If the notebook fails to load, please use this viewer
The Kuzushiji-49 dataset contains 232,365 Japanese characters in the training data alone. The original author of this dataset states there may be mulitiple ways of writing certain characters (called Hentaigana, a typical feature of ancient Japanese writing). However, data labels do not account for these different styles and collapse all the Hentaigana into 1 label. Training data for a computer vision program would therefore likely have more difficulty learning a label if it covers two very different styles of writing the same character.

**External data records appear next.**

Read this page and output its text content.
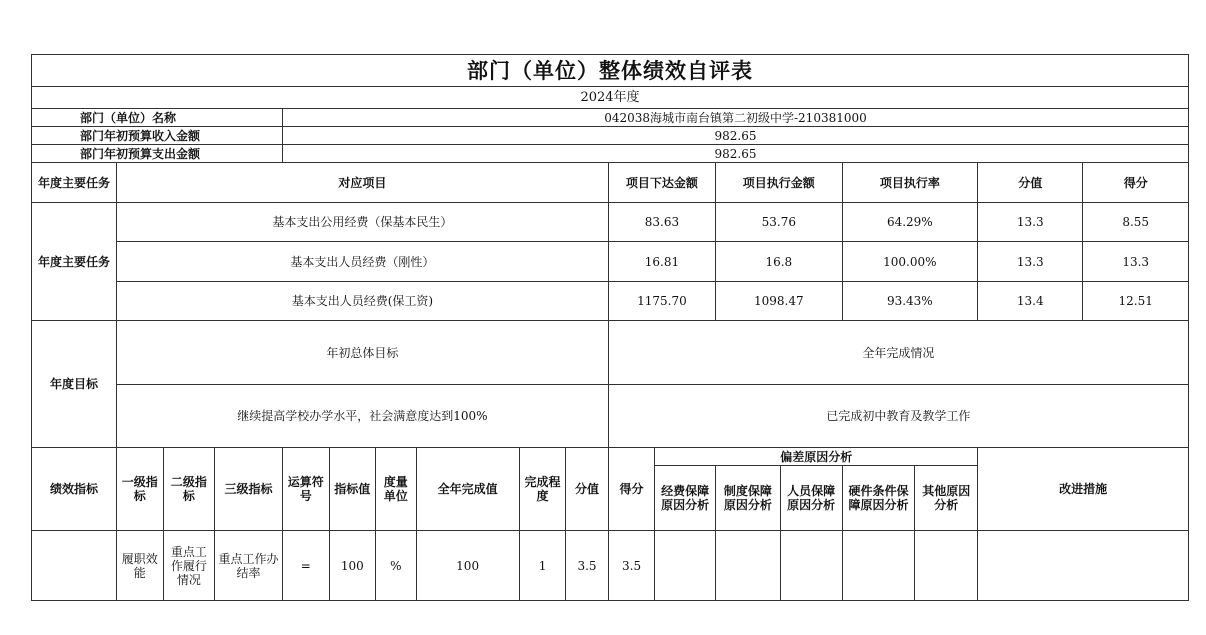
部门（单位）整体绩效自评表																	
2024年度																	
部门（单位）名称				042038海城市南台镇第二初级中学-210381000													
部门年初预算收入金额				982.65													
部门年初预算支出金额				982.65													
年度主要任务	对应项目									项目下达金额		项目执行金额		项目执行率		分值	得分
年度主要任务	基本支出公用经费（保基本民生）									83.63		53.76		64.29%		13.3	8.55
	基本支出人员经费（刚性）									16.81		16.8		100.00%		13.3	13.3
	基本支出人员经费(保工资)									1175.70		1098.47		93.43%		13.4	12.51
年度目标	年初总体目标									全年完成情况							
	继续提高学校办学水平，社会满意度达到100%									已完成初中教育及教学工作							
绩效指标	一级指标	二级指标	三级指标	运算符号	指标值	度量单位	全年完成值	完成程度	分值	得分	偏差原因分析					改进措施	
											经费保障原因分析	制度保障原因分析	人员保障原因分析	硬件条件保障原因分析	其他原因分析		
	履职效能	重点工作履行情况	重点工作办结率	=	100	%	100	1	3.5	3.5							
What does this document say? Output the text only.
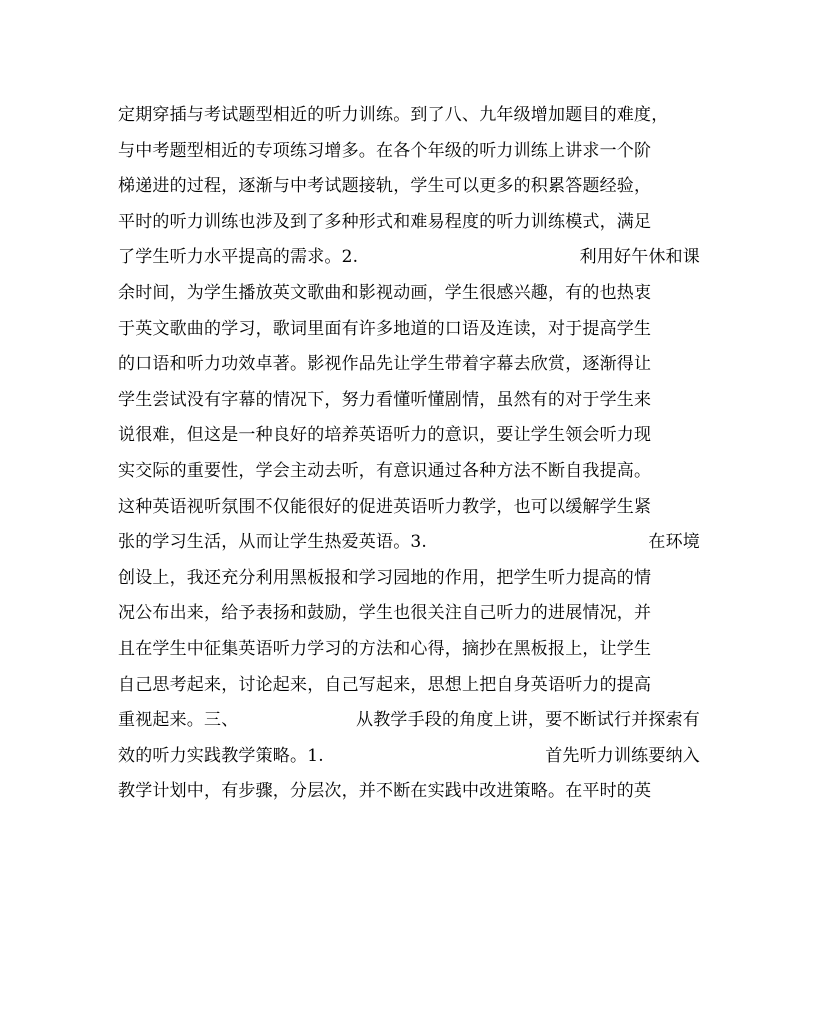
定期穿插与考试题型相近的听力训练。到了八、九年级增加题目的难度，
与中考题型相近的专项练习增多。在各个年级的听力训练上讲求一个阶
梯递进的过程，逐渐与中考试题接轨，学生可以更多的积累答题经验，
平时的听力训练也涉及到了多种形式和难易程度的听力训练模式，满足
了学生听力水平提高的需求。2.	利用好午休和课
余时间，为学生播放英文歌曲和影视动画，学生很感兴趣，有的也热衷
于英文歌曲的学习，歌词里面有许多地道的口语及连读，对于提高学生
的口语和听力功效卓著。影视作品先让学生带着字幕去欣赏，逐渐得让
学生尝试没有字幕的情况下，努力看懂听懂剧情，虽然有的对于学生来
说很难，但这是一种良好的培养英语听力的意识，要让学生领会听力现
实交际的重要性，学会主动去听，有意识通过各种方法不断自我提高。
这种英语视听氛围不仅能很好的促进英语听力教学，也可以缓解学生紧
张的学习生活，从而让学生热爱英语。3.	在环境
创设上，我还充分利用黑板报和学习园地的作用，把学生听力提高的情
况公布出来，给予表扬和鼓励，学生也很关注自己听力的进展情况，并
且在学生中征集英语听力学习的方法和心得，摘抄在黑板报上，让学生
自己思考起来，讨论起来，自己写起来，思想上把自身英语听力的提高
重视起来。三、	从教学手段的角度上讲，要不断试行并探索有
效的听力实践教学策略。1.	首先听力训练要纳入
教学计划中，有步骤，分层次，并不断在实践中改进策略。在平时的英
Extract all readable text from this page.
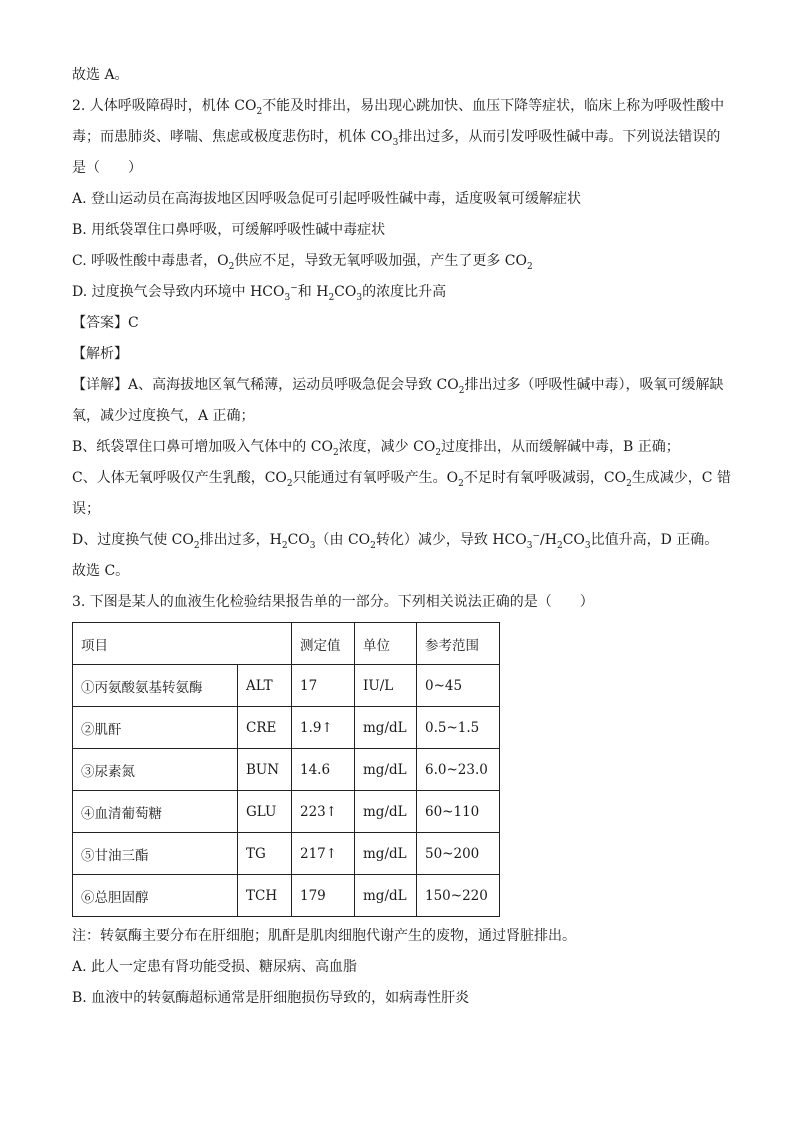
故选 A。
2. 人体呼吸障碍时，机体 $CO_2$不能及时排出，易出现心跳加快、血压下降等症状，临床上称为呼吸性酸中
毒；而患肺炎、哮喘、焦虑或极度悲伤时，机体 $CO_3$排出过多，从而引发呼吸性碱中毒。下列说法错误的
是（　　）
A. 登山运动员在高海拔地区因呼吸急促可引起呼吸性碱中毒，适度吸氧可缓解症状
B. 用纸袋罩住口鼻呼吸，可缓解呼吸性碱中毒症状
C. 呼吸性酸中毒患者，$O_2$供应不足，导致无氧呼吸加强，产生了更多 $CO_2$
D. 过度换气会导致内环境中 $HCO_3^-$和 $H_2CO_3$的浓度比升高
【答案】C
【解析】
【详解】A、高海拔地区氧气稀薄，运动员呼吸急促会导致 $CO_2$排出过多（呼吸性碱中毒），吸氧可缓解缺
氧，减少过度换气，A 正确；
B、纸袋罩住口鼻可增加吸入气体中的 $CO_2$浓度，减少 $CO_2$过度排出，从而缓解碱中毒，B 正确；
C、人体无氧呼吸仅产生乳酸，$CO_2$只能通过有氧呼吸产生。$O_2$不足时有氧呼吸减弱，$CO_2$生成减少，C 错
误；
D、过度换气使 $CO_2$排出过多，$H_2CO_3$（由 $CO_2$转化）减少，导致 $HCO_3^-/H_2CO_3$比值升高，D 正确。
故选 C。
3. 下图是某人的血液生化检验结果报告单的一部分。下列相关说法正确的是（　　）
项目		测定值	单位	参考范围
①丙氨酸氨基转氨酶	ALT	17	IU/L	0~45
②肌酐	CRE	1.9↑	mg/dL	0.5~1.5
③尿素氮	BUN	14.6	mg/dL	6.0~23.0
④血清葡萄糖	GLU	223↑	mg/dL	60~110
⑤甘油三酯	TG	217↑	mg/dL	50~200
⑥总胆固醇	TCH	179	mg/dL	150~220
注：转氨酶主要分布在肝细胞；肌酐是肌肉细胞代谢产生的废物，通过肾脏排出。
A. 此人一定患有肾功能受损、糖尿病、高血脂
B. 血液中的转氨酶超标通常是肝细胞损伤导致的，如病毒性肝炎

It is the interest of this project to identify and extract these different writing styles to see if prior knowledge of these differences will lead to more accurate classification. To find these Hentaigana, I create and employ an unsupervised clustering methods pipeline, including K-means, Guassian Mixture, and t-SNE. Specifically, I experiment with tuning the parameters of the t-SNE to better visualize the high-dimensional patterns in the images. Since t-SNE is not invertible, I simultaneously tune other, invertile, clustering methods for a best-guess match to t-SNE, in an attempt to capture stand-out clusters which may be Hentaigana. Accuracy is gauged using Pycart, which streamlines the modeling process and allows the convienent comparison of many models accross a range of metrics.
This project was inspired by my undergraduate machine learning course and my goal is to improve my understanding of unsupervised learning methods and working with large datasets.